Menonton Lost Girls, saya teringat dengan filmnya Denis Villeneuve, Prisoners yang dirilis pada tahun 2013. Keduanya sama-sama menceritakan orang tua yang berusaha mencari anaknya yang hilang. Namun hanya itu saja yang sama, dan sisanya berbeda. Jika tokoh utama di Prisoners terlihat garang dan ganas untuk mencari kebenaran, berbeda dengan Mari Gilbert.

Mari Gilbert adalah seorang ibu yang selalu sibuk. Ia sudah tidak bersuami, ia memiliki dua pekerjaan, dan salah satu anaknya, Sarra mengalami gangguan dan harus selalu mengkonsumsi obatnya. “Aku tak suka obatnya. Itu membuat aku mengantuk,” ucap Sarra. “Itu juga menjauhkanmu dari membakar tisu di kamar mandi,” jawab Mari setelah menjemput Sarra yang terkena skorsing dari sekolahnya.

Masalah dan kesibukan yang menimpanya tersebut membuat Mari karakter yang sangat kompleks, dan untungnya Amy Ryan mampu menonjolkan kompleksitas tersebut (sebelum ini saya hanya mengetahui dirinya dari sitcom The Office). Ia mampu menangkap emosi Mari, seorang ibu yang akan melakukan segalanya untuk menemukan anaknya. Ia marah, ia mengamuk, ia meluap emosinya, namun ia juga bisa menahan diri dan berpikir apa langkah yang terbaik selanjutnya.

Lost Girls tidak hanya mengandalkan Amy Ryan untuk membawa ceritanya.

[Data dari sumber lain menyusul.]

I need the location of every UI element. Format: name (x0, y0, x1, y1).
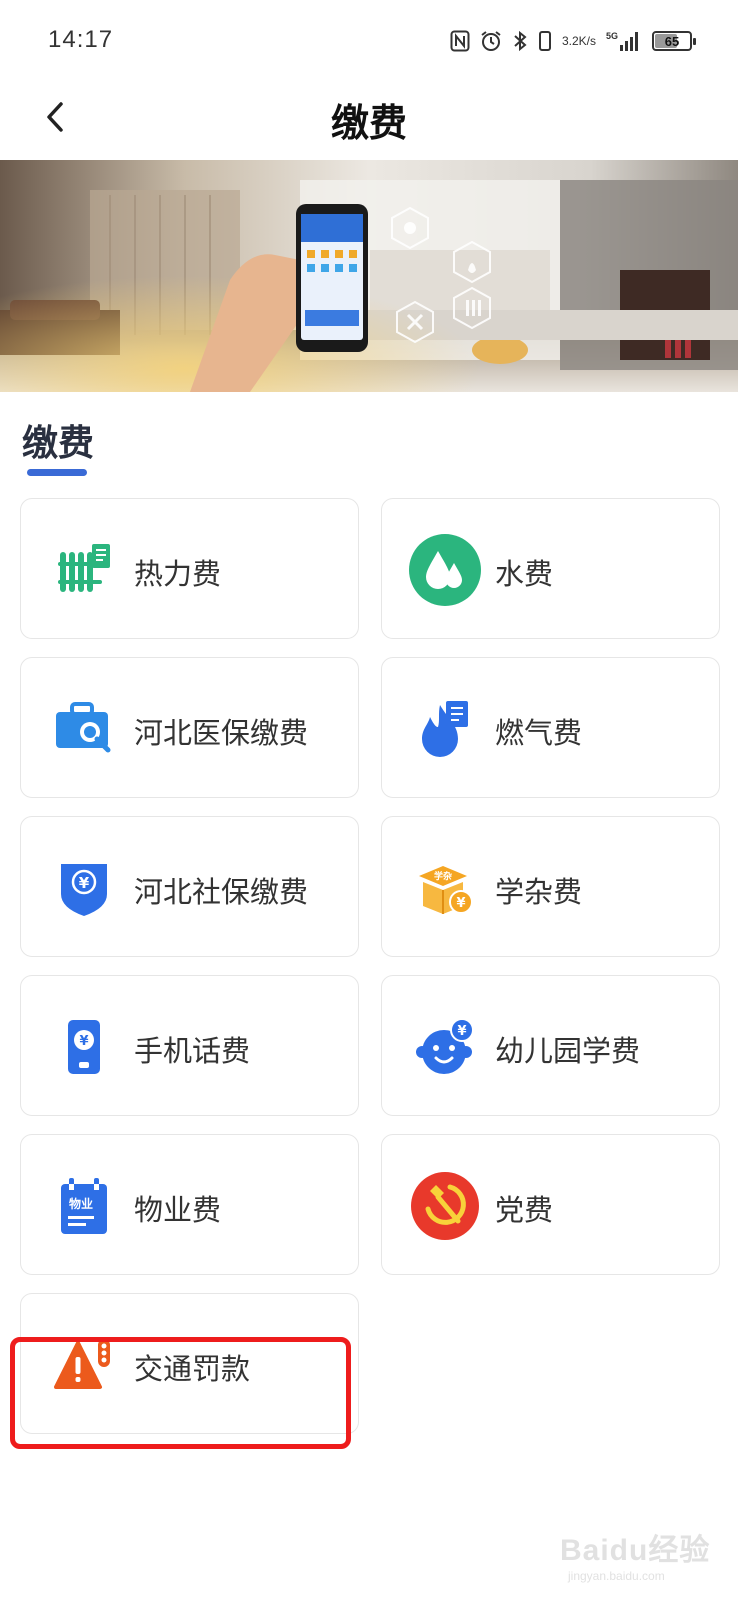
alarm-icon (480, 30, 502, 52)
svg-text:¥: ¥ (79, 1034, 88, 1049)
watermark-url: jingyan.baidu.com (568, 1569, 665, 1583)
nav-bar: 缴费 (0, 80, 738, 160)
property-fee-item[interactable]: 物业 物业费 (20, 1134, 359, 1275)
mobile-bill-item[interactable]: ¥ 手机话费 (20, 975, 359, 1116)
item-label: 学杂费 (495, 875, 583, 909)
status-icons: 3.2 K/s 5G 65 (450, 24, 696, 58)
tuition-box-icon: 学杂 ¥ (408, 851, 482, 925)
party-fee-item[interactable]: 党费 (381, 1134, 720, 1275)
svg-text:5G: 5G (606, 31, 618, 41)
item-label: 手机话费 (134, 1034, 251, 1068)
traffic-fine-item[interactable]: 交通罚款 (20, 1293, 359, 1434)
tuition-fee-item[interactable]: 学杂 ¥ 学杂费 (381, 816, 720, 957)
kindergarten-fee-item[interactable]: ¥ 幼儿园学费 (381, 975, 720, 1116)
svg-text:物业: 物业 (69, 1196, 93, 1211)
item-label: 河北医保缴费 (134, 716, 309, 750)
status-time: 14:17 (48, 26, 114, 53)
network-speed: 3.2 K/s (561, 33, 596, 48)
item-label: 幼儿园学费 (495, 1034, 641, 1068)
page-title: 缴费 (330, 101, 407, 145)
water-fee-item[interactable]: 水费 (381, 498, 720, 639)
kindergarten-face-icon: ¥ (408, 1010, 482, 1084)
svg-text:学杂: 学杂 (434, 870, 452, 882)
item-label: 物业费 (134, 1193, 222, 1227)
heating-fee-item[interactable]: 热力费 (20, 498, 359, 639)
watermark-logo: Baidu经验 (560, 1534, 711, 1567)
banner-image[interactable] (0, 160, 738, 392)
status-bar: 14:17 3.2 K/s 5G 65 (0, 0, 738, 80)
bluetooth-icon (512, 30, 528, 52)
svg-text:¥: ¥ (456, 896, 465, 911)
hebei-medical-insurance-item[interactable]: 河北医保缴费 (20, 657, 359, 798)
section-underline (27, 469, 87, 476)
svg-text:¥: ¥ (79, 874, 90, 892)
mobile-phone-icon: ¥ (47, 1010, 121, 1084)
traffic-warning-icon (47, 1328, 121, 1402)
medical-insurance-icon (47, 692, 121, 766)
gas-fee-item[interactable]: 燃气费 (381, 657, 720, 798)
hebei-social-security-item[interactable]: ¥ 河北社保缴费 (20, 816, 359, 957)
item-label: 党费 (495, 1193, 554, 1227)
item-label: 河北社保缴费 (134, 875, 309, 909)
signal-icon: 5G (606, 29, 642, 53)
item-label: 热力费 (134, 557, 222, 591)
gas-flame-icon (408, 692, 482, 766)
water-drop-icon (408, 533, 482, 607)
item-label: 水费 (495, 557, 554, 591)
heating-radiator-icon (47, 533, 121, 607)
item-label: 交通罚款 (134, 1352, 251, 1386)
property-notebook-icon: 物业 (47, 1169, 121, 1243)
baidu-watermark: Baidu经验 jingyan.baidu.com (560, 1525, 720, 1591)
social-security-shield-icon: ¥ (47, 851, 121, 925)
section-title: 缴费 (22, 423, 95, 464)
battery-indicator: 65 (652, 31, 696, 51)
item-label: 燃气费 (495, 716, 583, 750)
nfc-icon (450, 30, 470, 52)
svg-text:¥: ¥ (457, 1024, 466, 1039)
vibrate-phone-icon (538, 30, 552, 52)
party-emblem-icon (408, 1169, 482, 1243)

Di tangan Liz Garbus — sutradara yang biasanya membuat dokumentari — Lost Girls mampu mengolah ceritanya secara perlahan namun pasti. Dengan memanfaatkan lingkungan kotanya yang kecil dan Long Island yang mayoritas di film hanya hutan dan pantai, film jadi terasa sangatlah intim dan dekat dengan cerita yang disuguhkannya.

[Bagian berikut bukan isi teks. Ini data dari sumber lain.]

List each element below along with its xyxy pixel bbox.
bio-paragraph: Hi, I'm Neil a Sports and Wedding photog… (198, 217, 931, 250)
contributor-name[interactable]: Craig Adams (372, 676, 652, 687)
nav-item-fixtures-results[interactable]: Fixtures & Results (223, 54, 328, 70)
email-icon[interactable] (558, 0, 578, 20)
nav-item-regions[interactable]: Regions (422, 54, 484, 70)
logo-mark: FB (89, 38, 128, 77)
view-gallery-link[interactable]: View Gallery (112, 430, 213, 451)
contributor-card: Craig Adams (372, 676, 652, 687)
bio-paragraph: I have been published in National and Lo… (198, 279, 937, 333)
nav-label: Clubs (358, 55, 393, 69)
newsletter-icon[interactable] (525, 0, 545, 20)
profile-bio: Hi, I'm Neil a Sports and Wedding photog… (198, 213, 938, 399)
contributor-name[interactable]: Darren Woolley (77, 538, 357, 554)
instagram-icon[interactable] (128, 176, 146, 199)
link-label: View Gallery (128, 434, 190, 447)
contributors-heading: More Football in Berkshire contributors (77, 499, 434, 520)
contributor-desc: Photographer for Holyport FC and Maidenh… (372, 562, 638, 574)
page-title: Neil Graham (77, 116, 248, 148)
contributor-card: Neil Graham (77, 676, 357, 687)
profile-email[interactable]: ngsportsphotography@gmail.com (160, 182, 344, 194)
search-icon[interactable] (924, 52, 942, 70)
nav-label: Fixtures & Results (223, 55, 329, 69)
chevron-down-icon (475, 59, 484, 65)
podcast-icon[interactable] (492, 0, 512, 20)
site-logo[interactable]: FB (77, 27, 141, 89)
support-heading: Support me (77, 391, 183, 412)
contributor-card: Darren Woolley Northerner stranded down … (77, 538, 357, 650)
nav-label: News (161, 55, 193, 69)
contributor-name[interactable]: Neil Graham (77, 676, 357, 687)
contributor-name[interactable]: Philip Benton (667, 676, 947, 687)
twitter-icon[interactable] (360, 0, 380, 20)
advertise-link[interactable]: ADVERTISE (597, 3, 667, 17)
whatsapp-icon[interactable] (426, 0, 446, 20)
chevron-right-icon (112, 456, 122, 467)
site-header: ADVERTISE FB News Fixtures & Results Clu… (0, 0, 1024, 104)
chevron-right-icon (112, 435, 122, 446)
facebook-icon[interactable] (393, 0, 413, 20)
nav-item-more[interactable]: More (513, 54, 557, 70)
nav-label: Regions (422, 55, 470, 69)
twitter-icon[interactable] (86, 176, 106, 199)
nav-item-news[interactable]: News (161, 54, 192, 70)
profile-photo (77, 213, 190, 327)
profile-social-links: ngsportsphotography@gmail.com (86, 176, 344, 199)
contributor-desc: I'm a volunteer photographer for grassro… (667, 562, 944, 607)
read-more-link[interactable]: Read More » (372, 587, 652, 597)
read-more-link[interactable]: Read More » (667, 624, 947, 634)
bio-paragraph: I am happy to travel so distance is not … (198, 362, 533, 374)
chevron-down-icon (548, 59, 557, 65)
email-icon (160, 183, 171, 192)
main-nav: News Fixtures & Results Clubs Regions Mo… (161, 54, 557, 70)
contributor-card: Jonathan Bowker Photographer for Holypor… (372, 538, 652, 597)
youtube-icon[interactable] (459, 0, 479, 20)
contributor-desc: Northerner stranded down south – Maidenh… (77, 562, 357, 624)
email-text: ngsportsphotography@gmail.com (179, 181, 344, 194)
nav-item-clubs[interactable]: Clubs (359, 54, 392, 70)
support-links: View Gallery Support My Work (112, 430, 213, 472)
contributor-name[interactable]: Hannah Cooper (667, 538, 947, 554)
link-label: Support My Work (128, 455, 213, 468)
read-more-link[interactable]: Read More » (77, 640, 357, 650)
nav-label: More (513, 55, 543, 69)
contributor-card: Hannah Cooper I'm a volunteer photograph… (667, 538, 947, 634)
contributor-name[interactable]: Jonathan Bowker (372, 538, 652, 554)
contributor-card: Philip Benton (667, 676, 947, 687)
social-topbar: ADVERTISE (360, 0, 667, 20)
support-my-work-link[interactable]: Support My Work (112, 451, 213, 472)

Saat kasus hilangnya Shannan sudah heboh, rupanya terungkap bahwa Shannan adalah seorang prostitusi, sesuatu yang belum diketahui oleh keluarganya. Tidak hanya itu, para polisi yang sedang sibuk mencari keberadaan Shannan menemukan beberapa mayat yang berada di pantai Long Island, menambah kehebohan dalam kasus itu. Dan setelah diselidiki, mayat-mayat yang ditemukan itu rupanya memiliki profesi yang sama seperti Shannan, menambah bukti bahwa ini semua bisa saja dilakukan oleh satu orang.

Apa yang membuat Lost Girls menarik adalah bagaimana mereka memperlakukan para korban itu. Iya, pekerjaannya mereka mungkin saja sangat memilukan, namun film ini tidak memperlakukan mereka seperti objek. Film ini menghormati para korban itu dengan menceritakan bagaimana perjuangan para keluarga korban itu untuk mencari kebenaran. Mari pun bersatu dengan para keluarga dari korban itu untuk sama-sama menemukan Shannan yang masih menghilang.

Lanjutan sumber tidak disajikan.